My dad loves cars. Growing up he taught us the importance of a car. Just because it’s transportation doesn’t mean it’s a garbage can or a restaurant. This stating that we were not allowed to leave anything in any car or eat in them. In winter before we’d get in any vehicle we would have to click our shoes together getting the snow off our boots, and the frost on windows, well you could forget about drawing on them, because we weren’t allowed to do that either. When I was little I thought he was just being strict about cars because he loved them so much but now that I have a car I realize that doing these things help the car last longer. Your probably wondering what this even has to do with mercy? Well, let me get to it.

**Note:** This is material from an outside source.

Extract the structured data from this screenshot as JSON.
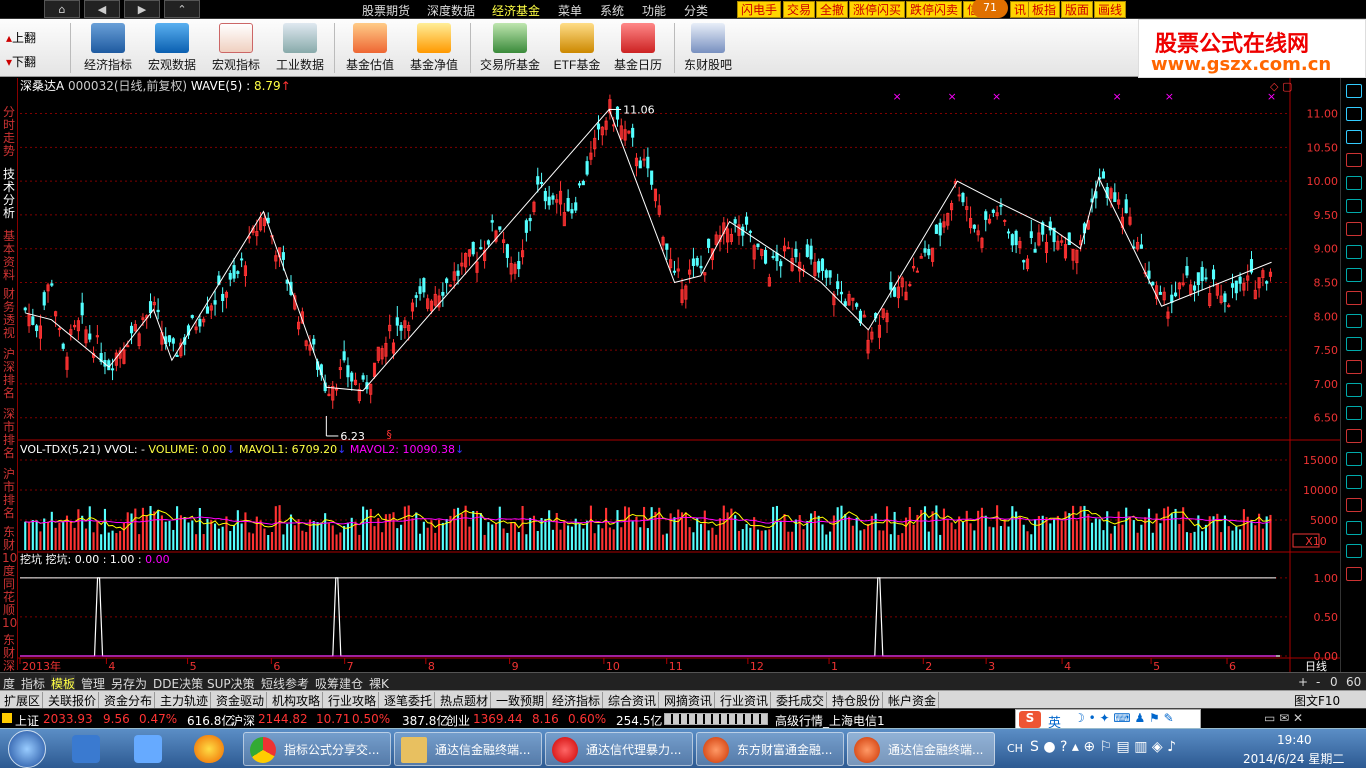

I was about eighteen when it happened. While I was on my way to work driving my dad’s car I lost control moving the car around in to the side of the road hitting the side of my door into a telephone pole. I could’ve died, and part of me wished I was dead. I started screaming at the top of my lungs. The fear of how my dad would react was killing me. After I settled down a little bit I called my mom and told her what had happened. When I came home that night it was written all over his face, that he knew. Devoured by my guilt I waited for him to start yelling at me telling me what a terrible person, driver, or daughter I was for ruining his car. I was waiting for him to tell me I had to ride the bus for the rest of the school year, for me to give him my license, for me to never be allowed to drive one of his cars again!
Nothing.
I tried to avoid him that night and every time I’d pass him the car wasn’t mentioned. The next day before my dad and I went to work at my grandmas we headed to a junkyard. The car ride was silent. I looked out the window. I began thinking When will he let me hear it? When will he disown me? At the car junkyard we found a new door and a hood. He had me pay for it. That was all the talk we had about the car.
Mercy, an act of forgiving when one doesn’t deserve it. My dad and I both knew what I had done was wrong and it would of been just for him to be upset and discipline me. But I think something was more important to him, me. That day I learned what mercy really was.